Permutation chef*

Yep that's almost it. But the iterating & merging part is a little tricky.

My solution had used most of these ideas.

I solved it by fixing the middle element of the last 3 remaining elements, then counting the ways to remove the left part and right part separately (later multiply by a single binomial coefficient to account for permutations among the left and right operations).

Counting the left and right parts themselves needed some DP and segment tree ideas.

Unfortunately, there were some issues in my implementation during contest, which I fixed later. Really liked the problem though.

My solution:

First, find the nearest $$$k$$$ such that $$$2^k\leq n$$$, and then start taking XORs of pairs of the form $$$(2^k,2^k-1), (2^k+1,2^k-2), ..., (2^k+len, 2^k-len-1)$$$, where $$$(2^k+len)$$$ is equal to $$$n$$$.

For each collection of $$$2*(len+1)$$$ pairs, the answer would be $$$2*[(2^{k+1}-1)*(len+1)]$$$. This would calculate the answer for pairings for values upto $$$(2^k-len-1)$$$, so we now calculate the answer for $$$n=(2^k-len-2)$$$ iteratively as long as $$$(n>0)$$$.

It may happen, that $$$(2^k-len-1)$$$ is $$$0$$$ (only when $$$n$$$ is odd), so the answer for this case would be $$$2*[(2^{k+1}-1)*(len+1)-1]$$$ for the last iteration to eliminate the pairs $$$(n,0)$$$ and $$$(0,n)$$$, and instead pair up $$$(n,n)$$$.

Link to my submission (I've tried to add explanations)

You are right, I am really sorry for that. Seems like all admins have to go over all IOI problems...

Instead of organizing 6-7 contests for div2/div3 users, you can reduce it to 4-5 div2/div3 contests and make one contest rated for div1 users.

Reducing the number of Div2/Div3s will likely do nothing to improve the availability of Medium / Medium-Hard problems required for Div1 rated rounds, propose good quality difficult problems (or get others to do so) if you want more Div1 rounds.

Also as far as I remember, the last time there were 3 rated rounds in a month was when Long Challenges were rated for Div1 and I don't believe the quality of those educational problems can be compared to Cookoff / Lunchtime problems.

Or even if it's not feasible then cook-off and lunchtime should have 15 days gap in between so that div1 users can have 1 contest in two weeks.

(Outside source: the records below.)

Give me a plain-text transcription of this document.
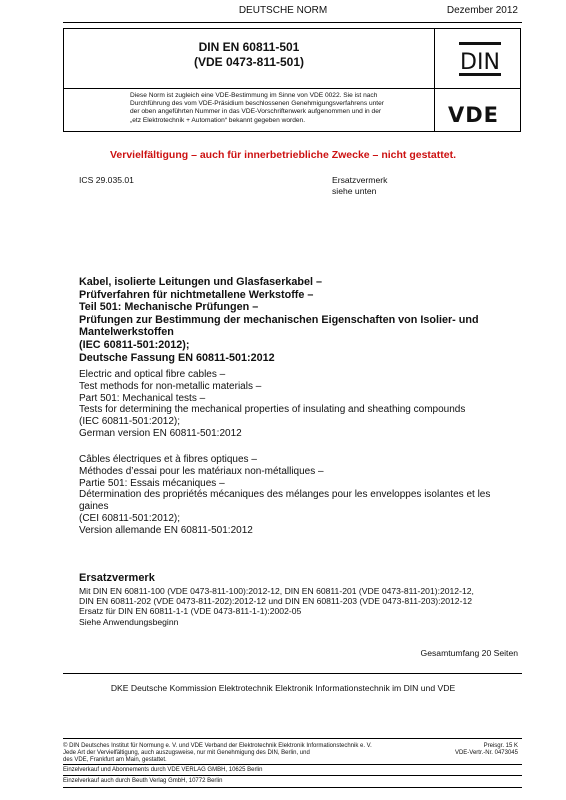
DEUTSCHE NORM	Dezember 2012
DIN EN 60811-501
(VDE 0473-811-501)	DIN
Diese Norm ist zugleich eine VDE-Bestimmung im Sinne von VDE 0022. Sie ist nach
Durchführung des vom VDE-Präsidium beschlossenen Genehmigungsverfahrens unter
der oben angeführten Nummer in das VDE-Vorschriftenwerk aufgenommen und in der
„etz Elektrotechnik + Automation“ bekannt gegeben worden.	VDE
Vervielfältigung – auch für innerbetriebliche Zwecke – nicht gestattet.
ICS 29.035.01	Ersatzvermerk
siehe unten
Kabel, isolierte Leitungen und Glasfaserkabel –
Prüfverfahren für nichtmetallene Werkstoffe –
Teil 501: Mechanische Prüfungen –
Prüfungen zur Bestimmung der mechanischen Eigenschaften von Isolier- und
Mantelwerkstoffen
(IEC 60811-501:2012);
Deutsche Fassung EN 60811-501:2012
Electric and optical fibre cables –
Test methods for non-metallic materials –
Part 501: Mechanical tests –
Tests for determining the mechanical properties of insulating and sheathing compounds
(IEC 60811-501:2012);
German version EN 60811-501:2012
Câbles électriques et à fibres optiques –
Méthodes d’essai pour les matériaux non-métalliques –
Partie 501: Essais mécaniques –
Détermination des propriétés mécaniques des mélanges pour les enveloppes isolantes et les
gaines
(CEI 60811-501:2012);
Version allemande EN 60811-501:2012
Ersatzvermerk
Mit DIN EN 60811-100 (VDE 0473-811-100):2012-12, DIN EN 60811-201 (VDE 0473-811-201):2012-12,
DIN EN 60811-202 (VDE 0473-811-202):2012-12 und DIN EN 60811-203 (VDE 0473-811-203):2012-12
Ersatz für DIN EN 60811-1-1 (VDE 0473-811-1-1):2002-05
Siehe Anwendungsbeginn
Gesamtumfang 20 Seiten
DKE Deutsche Kommission Elektrotechnik Elektronik Informationstechnik im DIN und VDE
© DIN Deutsches Institut für Normung e. V. und VDE Verband der Elektrotechnik Elektronik Informationstechnik e. V.
Jede Art der Vervielfältigung, auch auszugsweise, nur mit Genehmigung des DIN, Berlin, und
des VDE, Frankfurt am Main, gestattet.
Preisgr. 15 K
VDE-Vertr.-Nr. 0473045
Einzelverkauf und Abonnements durch VDE VERLAG GMBH, 10625 Berlin
Einzelverkauf auch durch Beuth Verlag GmbH, 10772 Berlin
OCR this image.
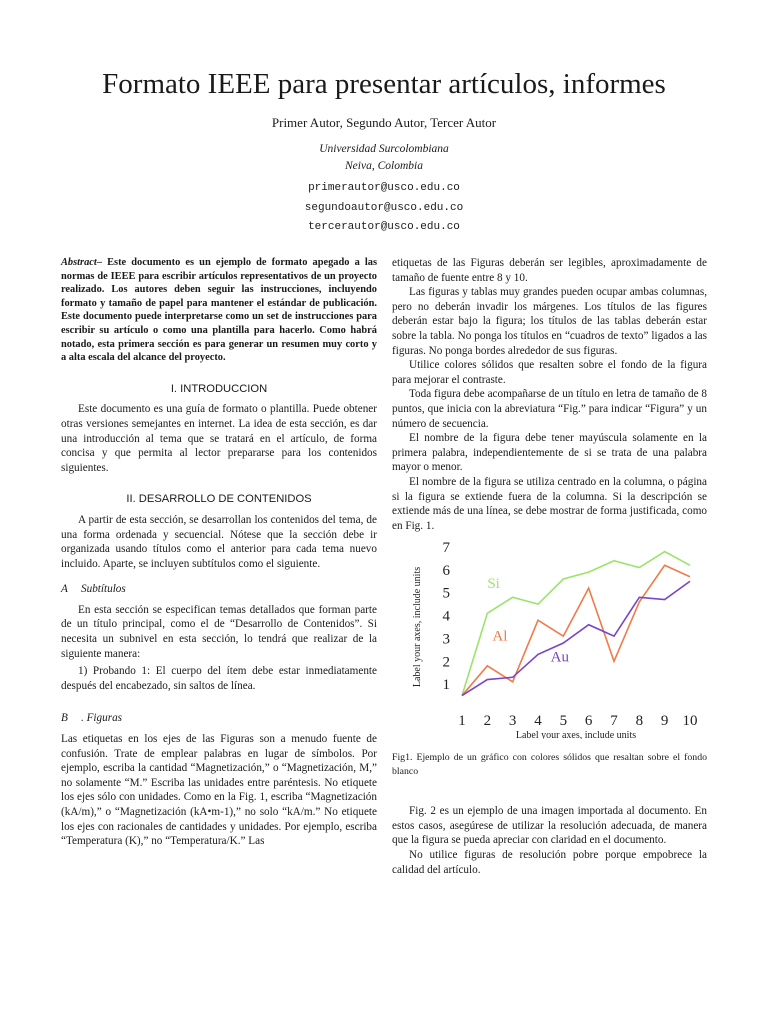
Formato IEEE para presentar artículos, informes
Primer Autor, Segundo Autor, Tercer Autor
Universidad Surcolombiana
Neiva, Colombia
primerautor@usco.edu.co
segundoautor@usco.edu.co
tercerautor@usco.edu.co

Abstract– Este documento es un ejemplo de formato apegado a las normas de IEEE para escribir artículos representativos de un proyecto realizado. Los autores deben seguir las instrucciones, incluyendo formato y tamaño de papel para mantener el estándar de publicación. Este documento puede interpretarse como un set de instrucciones para escribir su artículo o como una plantilla para hacerlo. Como habrá notado, esta primera sección es para generar un resumen muy corto y a alta escala del alcance del proyecto.

I. INTRODUCCION

Este documento es una guía de formato o plantilla. Puede obtener otras versiones semejantes en internet. La idea de esta sección, es dar una introducción al tema que se tratará en el artículo, de forma concisa y que permita al lector prepararse para los contenidos siguientes.

II. DESARROLLO DE CONTENIDOS

A partir de esta sección, se desarrollan los contenidos del tema, de una forma ordenada y secuencial. Nótese que la sección debe ir organizada usando títulos como el anterior para cada tema nuevo incluido. Aparte, se incluyen subtítulos como el siguiente.

A Subtítulos

En esta sección se especifican temas detallados que forman parte de un título principal, como el de “Desarrollo de Contenidos”. Si necesita un subnivel en esta sección, lo tendrá que realizar de la siguiente manera:

1) Probando 1: El cuerpo del ítem debe estar inmediatamente después del encabezado, sin saltos de línea.

B . Figuras

Las etiquetas en los ejes de las Figuras son a menudo fuente de confusión. Trate de emplear palabras en lugar de símbolos. Por ejemplo, escriba la cantidad “Magnetización,” o “Magnetización, M,” no solamente “M.” Escriba las unidades entre paréntesis. No etiquete los ejes sólo con unidades. Como en la Fig. 1, escriba “Magnetización (kA/m),” o “Magnetización (kA•m-1),” no solo “kA/m.” No etiquete los ejes con racionales de cantidades y unidades. Por ejemplo, escriba “Temperatura (K),” no “Temperatura/K.” Las

etiquetas de las Figuras deberán ser legibles, aproximadamente de tamaño de fuente entre 8 y 10.

Las figuras y tablas muy grandes pueden ocupar ambas columnas, pero no deberán invadir los márgenes. Los títulos de las figures deberán estar bajo la figura; los títulos de las tablas deberán estar sobre la tabla. No ponga los títulos en “cuadros de texto” ligados a las figuras. No ponga bordes alrededor de sus figuras.

Utilice colores sólidos que resalten sobre el fondo de la figura para mejorar el contraste.

Toda figura debe acompañarse de un título en letra de tamaño de 8 puntos, que inicia con la abreviatura “Fig.” para indicar “Figura” y un número de secuencia.

El nombre de la figura debe tener mayúscula solamente en la primera palabra, independientemente de si se trata de una palabra mayor o menor.

El nombre de la figura se utiliza centrado en la columna, o página si la figura se extiende fuera de la columna. Si la descripción se extiende más de una línea, se debe mostrar de forma justificada, como en Fig. 1.

1
2
3
4
5
6
7
1 2 3 4 5 6 7 8 9 10
Label your axes, include units
Label your axes, include units	Si
Al
Au

Fig1. Ejemplo de un gráfico con colores sólidos que resaltan sobre el fondo blanco

Fig. 2 es un ejemplo de una imagen importada al documento. En estos casos, asegúrese de utilizar la resolución adecuada, de manera que la figura se pueda apreciar con claridad en el documento.

No utilice figuras de resolución pobre porque empobrece la calidad del artículo.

As far as I know the current layout is a remnant of the long challenges taking up the first two weekends of the month. With the two "mini challenges" currently being held on different weekends right now, swapping Cookoff to the 2nd weekend of the month would probably make stuff better.

My solution:

Let's first look at the solution worth $$$50$$$ points. Do the following $$$n$$$ times, to assign positions to numbers from $$$1$$$ to $$$n$$$: Find a zero in the array, which doesn't have any other zero among the $$$k$$$ places to its left. Assign the $$$i$$$th number to this position in the answer. Subtract the values at the $$$k$$$ places to its left by $$$1$$$ and set the value at this position to infinity. If at any point there are no zeroes in the array, then output $$$-1$$$. Otherwise, output the final answer array. Try to see why this works.

There are a few more observations needed to get $$$100$$$ points. Firstly, observe that if any value turns negative during the process, then there is clearly no answer as this value will never reach zero. So, zeroes, if they exist will have to be the minimum values in the array.

For a moment, ignore the fact that if there are multiple zeroes, then you have to give preference to the zero which doesn't have another zero in the $$$k$$$ values to its left. We will tackle that later. Say you just want to find a zero. Then, you can just find the index of minimum value in the array and check if that is a zero. Updating the preceding $$$k$$$ values can simply be thought of as one or two range updates.

This problem can be solved by using a min segment tree with lazy updates. Just build the segment tree over pairs $$$(\text{value}, \text{index})$$$ to retrieve the index of the minimum.

Now, to tackle the part about choosing a particular zero if there are multiple zeroes. This part needs a final observation, why do we have $$$n \leq 2k-1$$$? Say a index $$$i$$$ dominates index $$$j$$$ if $$$i$$$ is among the $$$k$$$ indices to the left of index $$$j$$$. The condition $$$n \leq 2k-1$$$ means that for any two indices $$$i$$$ and $$$j$$$, either $$$i$$$ dominates $$$j$$$ or $$$j$$$ dominates $$$i$$$ (or both). Also, note that among multiple zeroes, we always have to choose the zero which is not dominated by any index.

This can be achieved simply by tweaking the comparator of the pairs $$$(value, index)$$$. If the values are same, then compare the index which dominates the other index as lesser (if both dominate each other, then it doesn't matter). This comparator has the property that whenever a solution exists, the index returned by the segment tree would surely be a valid index.

PS: Pretty problem.

It'll take at least 40 working days, and possibly up to 3 months for it to reach everyone.